Per eventuali donazioni in favore degli orfani: C/C bancario n. 121 B.N.L. IBAN IT77Z0100503344000000000121
C/C postale n. 288019
IBAN IT35Z0760103200000000288019
Cultura
Palermo, Ti l’Eggo: mostra ed estemporanea di Salvo Nero da Artètika. Quando il narcisismo diventa arte
Durante la mostra l’artista realizzerà un’opera dedicata al fil rouge che unisce chi si ama
Perfetto ma non troppo, perché ogni dettaglio fuori posto fa la differenza, rendendo d’impatto un’opera dal tratto rotondo. È la caratteristica principale dello stile del pittore, fumettista, grafico e writer Salvo Nero, diviso tra il narcisismo del proprio ego e il romanticismo del legame invisibile e indissolubile che unisce due innamorati. Da venerdì 22 novembre a sabato 7 dicembre, sarà in mostra con Ti l’Eggo da Artètika, spazio espositivo per l’anima, in via Giorgio Castriota, 15 a Palermo. Il vernissage avverrà venerdì 22, alle ore 18,30, alla presenza dell’artista, delle galleriste Gigliola Beniamino e Esmeralda Magistrelli, del curatore, l’architetto Giorgio Lo Stimolo e del critico Massimiliano Reggiani. La mostra sarà visitabile dal lunedì al sabato, dalle 10,00 alle 13,00 e dalle 16,30 alle 19,30. Ingresso libero. Sponsor d’arte Birra Forst e Tenute Cinquanta.
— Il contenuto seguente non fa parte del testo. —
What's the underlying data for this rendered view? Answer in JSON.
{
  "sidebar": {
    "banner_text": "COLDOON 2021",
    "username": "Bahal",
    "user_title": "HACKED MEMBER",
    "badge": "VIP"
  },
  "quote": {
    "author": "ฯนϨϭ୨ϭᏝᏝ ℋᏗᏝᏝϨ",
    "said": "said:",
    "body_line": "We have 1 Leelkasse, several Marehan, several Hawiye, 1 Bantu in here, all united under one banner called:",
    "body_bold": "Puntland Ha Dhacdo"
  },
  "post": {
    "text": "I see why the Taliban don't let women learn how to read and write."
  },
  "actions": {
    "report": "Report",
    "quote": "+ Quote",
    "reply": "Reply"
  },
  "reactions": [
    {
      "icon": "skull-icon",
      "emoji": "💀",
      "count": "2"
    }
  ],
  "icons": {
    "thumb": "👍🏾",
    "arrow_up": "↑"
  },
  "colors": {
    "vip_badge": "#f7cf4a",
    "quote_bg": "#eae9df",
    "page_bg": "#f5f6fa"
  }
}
Le opere in mostra per Ti l’Eggo di Salvo Nero da Artètika
Saranno trenta le opere di Salvo Nero, in mostra da Artètika per Ti l’Eggo, di varie misure, su tela, su carta e una piccola scultura. La trentunesima opera sarà realizzata in estemporanea, a partire da una tela bianca, dal giorno del vernissage a quello della chiusura dell’esposizione e sarà ispirata al fil rouge, invisibile agli occhi, che unisce chi si ama. Ci sono ritratti che emergono da fogli protocollo, tutti scarabocchiati con tanto di lista della spesa, pennelli sporchi di colore, blatte che camminano sopra lettere d’amore amare. Opere bruciate, strappate o fintamente bruciate, strappate, sporcate e stropicciate. Uova al tegamino, lampadine e mandarini, pacchi di posta, oggetti quotidiani che diventano arte. Divertente, ammiccante, riflessiva.
“Poliedrico, un po’ grafico, un po’ pubblicitario, molto artista. Salvo Nero comunica i suoi stati d’animo con una enorme facilità nel farsi capire da tutti. Dal dolore di un cuore spezzato al riguardo per l’ambiente con i racconti degli incendi” commenta la gallerista Gigliola Beniamino Magistrelli. “Oltre alla maestria del disegno – aggiunge il curatore Giorgio Lo Stimolo -, c’è molto di più, una mano, la scioltezza di chi l’arte del tratto la possiede. Un incontestabile virtuosismo, un accenno un po’ beffardo che dice guardami lo so fare, è nella mia natura. Provocatorio e talentuoso”.
Chi è Salvo Nero
Salvo Nero, pittore autodidatta palermitano classe 1984 è stato stimolato inizialmente dai cartoni animati e dai pittori della sua città natale. La sua fibra creativa si sveglia molto presto attraverso il disegno che non lascerà mai più. Si orienta verso studi di grafica pubblicitaria e si cimenta sui muri della sua città, trovando nel writing un modo d’espressione libero. Attraverso i fumetti e la scoperta dello statunitense Geof Darrow, s’innamora del dettaglio, che diviene una caratteristica essenziale della sua opera. In seguito, lascia il limite delle vignette per donarsi all’acquarello, olio e, infine, l’acrilico, che diviene il suo mezzo principale. Attraverso i disegni della pittrice inglese Jenny Saville s’innamora dell’artista conterraneo Lucian Freud. S’interessa alla pittura del reale e si dedica al grande formato, una formula che gli assicura riconoscimento e diverse mostre monografiche. Si divide tra Palermo e Cardiff, due città in cui vive e lavora attualmente.